Former president of Yemen

Born: March 21, 1942;

Died: December 4, 2017

ALI ABDULLAH Saleh, who has been killed aged 75, was a former president of Yemen who ruled the country for more than three decades and played a pivotal role in the country's ongoing civil war.

Saleh ruled Yemen for more than three decades until he was forced to resign following an Arab Spring uprising in 2011. He remained in the country, however, and continued to wield power from behind the scenes.

In 2014, his forces allied with the Houthis despite the fact that as president he had gone to war with them on more than one occasion. The rebel alliance splintered last week, setting off heavy clashes between the Houthis and Saleh's forces. The Houthi-run Masirah TV announced the death of the "leader of the traitors".

Saleh had survived for decades as Yemen's strongman, the master of shifting alliances, playing both sides, or flipping sides freely, in the multiple guerilla conflicts and civil wars that tore apart his impoverished nation.

During his rule, Saleh was known as the man who "dances on the heads of snakes" for his ability to manipulate

friends and enemies alike, using patronage, family bonds and brute force.

That skill enabled him to stay on top in the Arab world's poorest nation and one of its most unstable, where tribal and regional alliances and the sheer geography of mountains and deserts made central rule weak.

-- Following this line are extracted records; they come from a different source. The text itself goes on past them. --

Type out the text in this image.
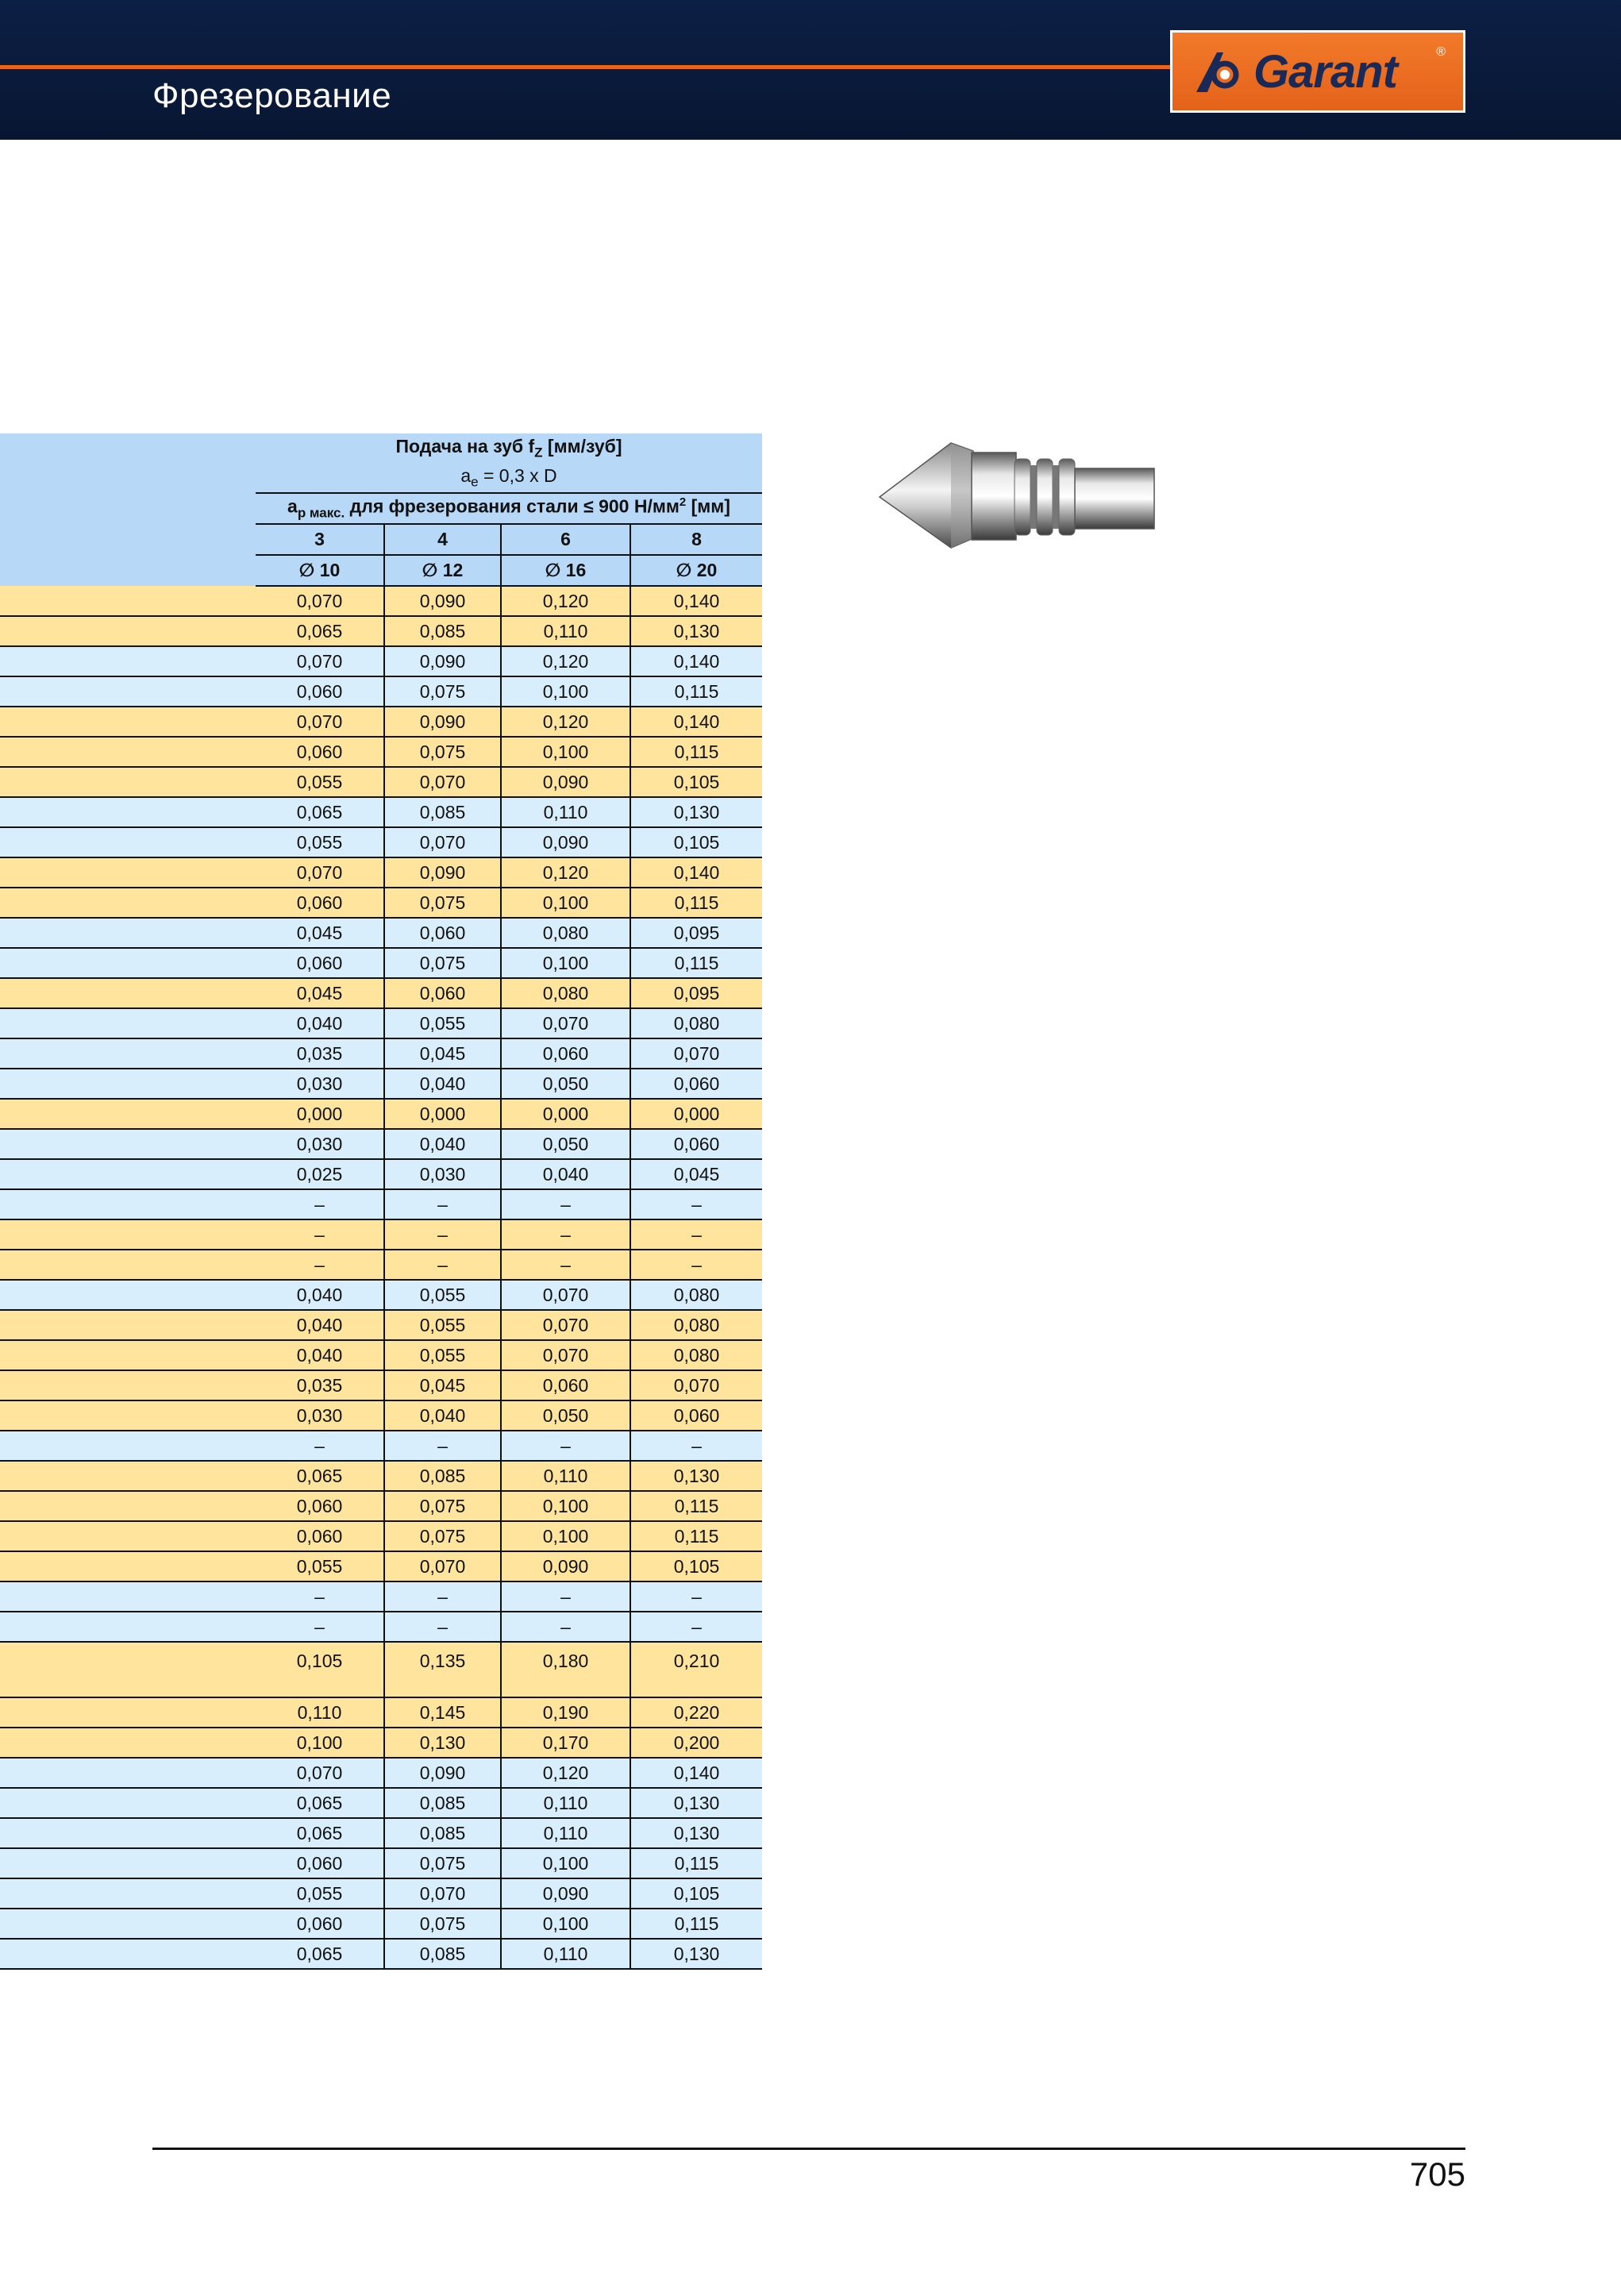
Фрезерование	Garant	®
	Подача на зуб $f_Z$ [мм/зуб]			
	$a_e = 0,3$ x D			
	$a_{p макс.}$ для фрезерования стали ≤ 900 $Н/мм^2$ [мм]			
	3	4	6	8
	∅ 10	∅ 12	∅ 16	∅ 20
	0,070	0,090	0,120	0,140
	0,065	0,085	0,110	0,130
	0,070	0,090	0,120	0,140
	0,060	0,075	0,100	0,115
	0,070	0,090	0,120	0,140
	0,060	0,075	0,100	0,115
	0,055	0,070	0,090	0,105
	0,065	0,085	0,110	0,130
	0,055	0,070	0,090	0,105
	0,070	0,090	0,120	0,140
	0,060	0,075	0,100	0,115
	0,045	0,060	0,080	0,095
	0,060	0,075	0,100	0,115
	0,045	0,060	0,080	0,095
	0,040	0,055	0,070	0,080
	0,035	0,045	0,060	0,070
	0,030	0,040	0,050	0,060
	0,000	0,000	0,000	0,000
	0,030	0,040	0,050	0,060
	0,025	0,030	0,040	0,045
	–	–	–	–
	–	–	–	–
	–	–	–	–
	0,040	0,055	0,070	0,080
	0,040	0,055	0,070	0,080
	0,040	0,055	0,070	0,080
	0,035	0,045	0,060	0,070
	0,030	0,040	0,050	0,060
	–	–	–	–
	0,065	0,085	0,110	0,130
	0,060	0,075	0,100	0,115
	0,060	0,075	0,100	0,115
	0,055	0,070	0,090	0,105
	–	–	–	–
	–	–	–	–
	0,105	0,135	0,180	0,210
	0,110	0,145	0,190	0,220
	0,100	0,130	0,170	0,200
	0,070	0,090	0,120	0,140
	0,065	0,085	0,110	0,130
	0,065	0,085	0,110	0,130
	0,060	0,075	0,100	0,115
	0,055	0,070	0,090	0,105
	0,060	0,075	0,100	0,115
	0,065	0,085	0,110	0,130
705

In the 2000s, Saleh was a vital ally of the United States in fighting al Qaida's branch in his country, a top priority for Washington.

After a popular uprising against his rule erupted in 2011, Saleh cannily managed to hang onto power for months, even surviving a bomb that detonated in the presidential palace mosque as he prayed there, severely burning him.

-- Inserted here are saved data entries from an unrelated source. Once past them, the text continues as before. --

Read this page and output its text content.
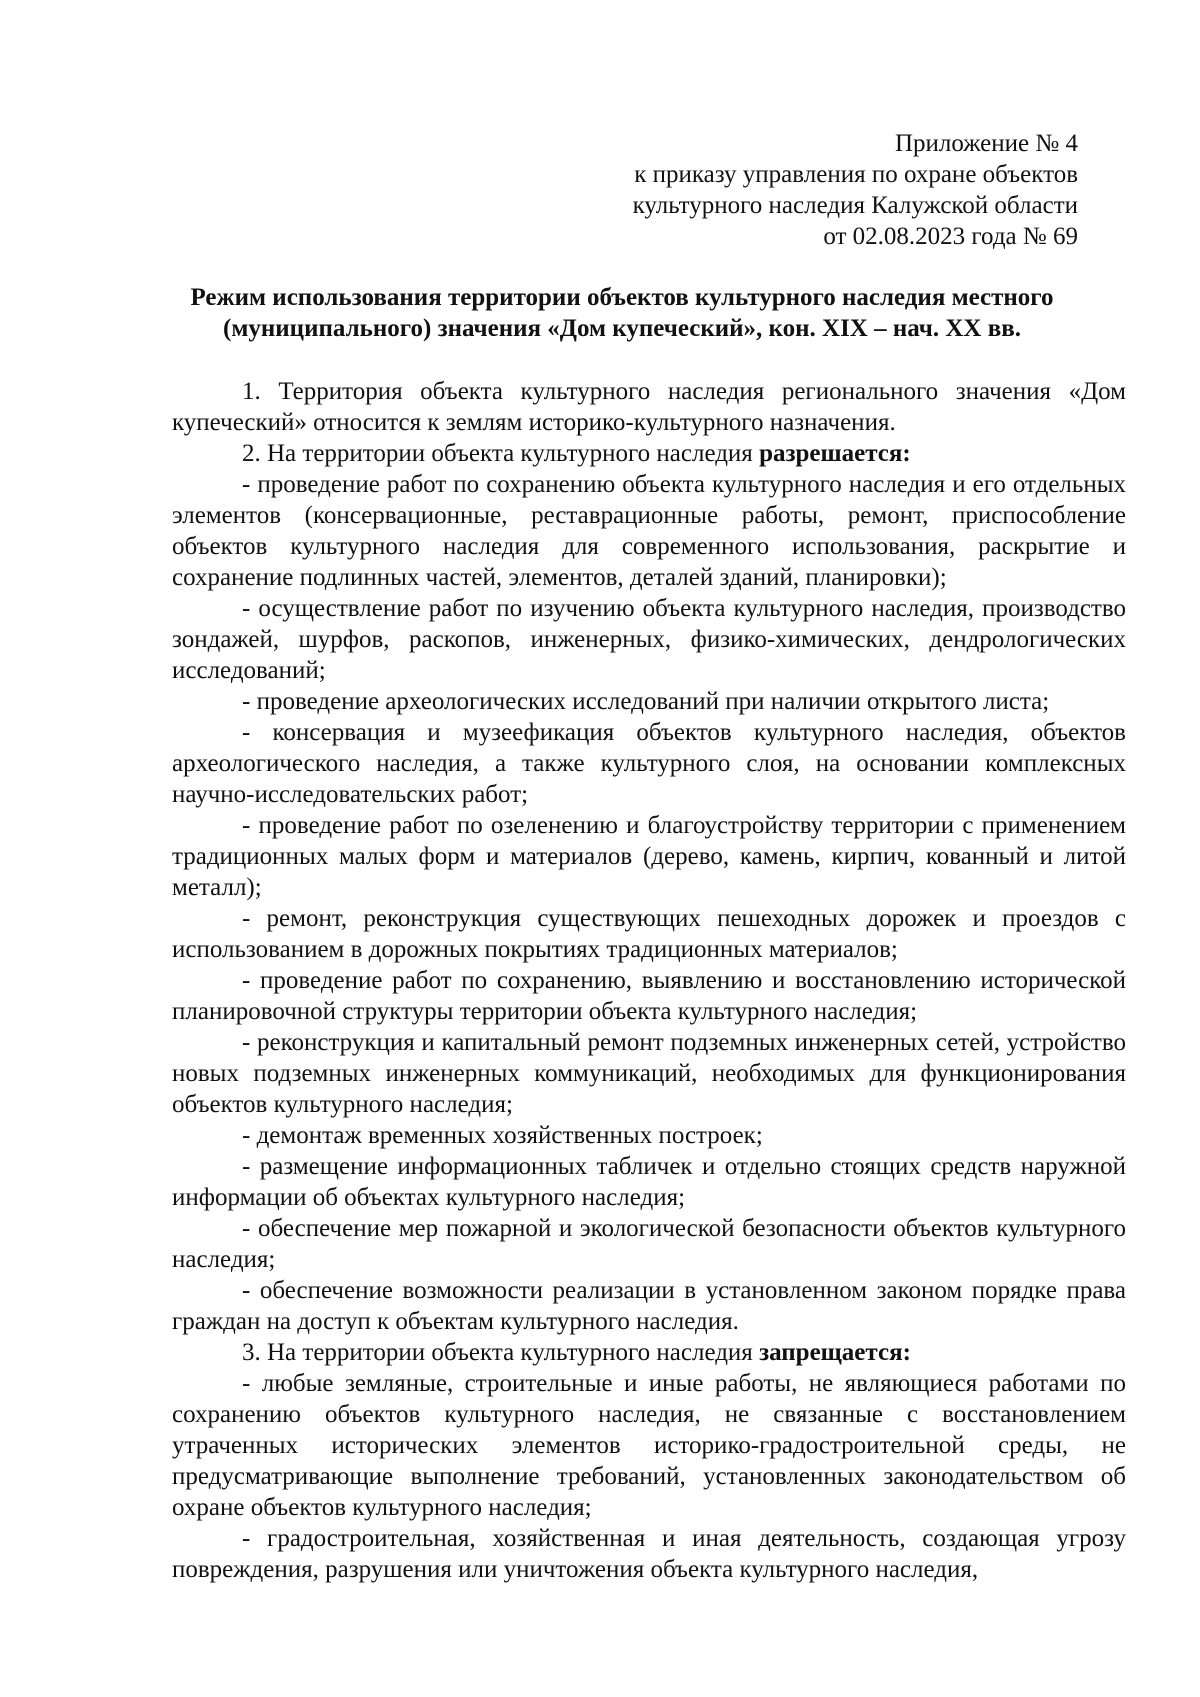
Приложение № 4
к приказу управления по охране объектов
культурного наследия Калужской области
от 02.08.2023 года № 69
Режим использования территории объектов культурного наследия местного
(муниципального) значения «Дом купеческий», кон. XIX – нач. XX вв.

1. Территория объекта культурного наследия регионального значения «Дом купеческий» относится к землям историко-культурного назначения.

2. На территории объекта культурного наследия разрешается:

- проведение работ по сохранению объекта культурного наследия и его отдельных элементов (консервационные, реставрационные работы, ремонт, приспособление объектов культурного наследия для современного использования, раскрытие и сохранение подлинных частей, элементов, деталей зданий, планировки);

- осуществление работ по изучению объекта культурного наследия, производство зондажей, шурфов, раскопов, инженерных, физико-химических, дендрологических исследований;

- проведение археологических исследований при наличии открытого листа;

- консервация и музеефикация объектов культурного наследия, объектов археологического наследия, а также культурного слоя, на основании комплексных научно-исследовательских работ;

- проведение работ по озеленению и благоустройству территории с применением традиционных малых форм и материалов (дерево, камень, кирпич, кованный и литой металл);

- ремонт, реконструкция существующих пешеходных дорожек и проездов с использованием в дорожных покрытиях традиционных материалов;

- проведение работ по сохранению, выявлению и восстановлению исторической планировочной структуры территории объекта культурного наследия;

- реконструкция и капитальный ремонт подземных инженерных сетей, устройство новых подземных инженерных коммуникаций, необходимых для функционирования объектов культурного наследия;

- демонтаж временных хозяйственных построек;

- размещение информационных табличек и отдельно стоящих средств наружной информации об объектах культурного наследия;

- обеспечение мер пожарной и экологической безопасности объектов культурного наследия;

- обеспечение возможности реализации в установленном законом порядке права граждан на доступ к объектам культурного наследия.

3. На территории объекта культурного наследия запрещается:

- любые земляные, строительные и иные работы, не являющиеся работами по сохранению объектов культурного наследия, не связанные с восстановлением утраченных исторических элементов историко-градостроительной среды, не предусматривающие выполнение требований, установленных законодательством об охране объектов культурного наследия;

- градостроительная, хозяйственная и иная деятельность, создающая угрозу повреждения, разрушения или уничтожения объекта культурного наследия,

As president, Saleh fought multiple wars against the Houthi rebels in their heartland in northern Yemen, each time failing to crush them completely.

Then after his fall, he allied with the Houthis against his own former vice president and successor, Abed Rabbo Mansour Hadir. Saleh's loyalist military units helped the Houthis overrun the capital, Sanaa, and much of the north and centre of the country.

Hadi fled, his government moved to the southern city of Aden and Saudi Arabia and its allies launched a coalition air campaign in early 2015.

Saleh had risen to power in an era when Yemen was divided into two nations, north and south.

He was born into a small tribe allied with one of the country's mightiest clans, al-Ahmar. He did not stay long in school, leaving before he was a teenager and enlisting in the armed forces.

He was ambitious and soon caught the eye of North Yemen's president, Ahmed bin Hussein al-Ghashmi, who appointed him military chief in the city of Taiz, south of Sanaa. His moment came after a bomb in a briefcase killed al-Ghashmi in June 1978. Within a month, Saleh was North Yemen's president, backed by Saudi Arabia.

Among his first acts was to order the execution of 30 officers, some his former friends, convicted of being conspirators in al-Ghashmi's assassination.

His powerful nexus of the military and tribes made him virtually untouchable, although his tribal and political allies grew impatient, complaining that he was ignoring widespread poverty and that corruption was undermining development.

Most disturbing to them, he was centralising power in his and his family's hands. He put his sons and nephews in command of his strongest security units.

Still, he managed to cling to power, then negotiate an exit deal that not only protected him from arrest and prosecution and let him stay in the country but kept many of his loyalists in place in the military.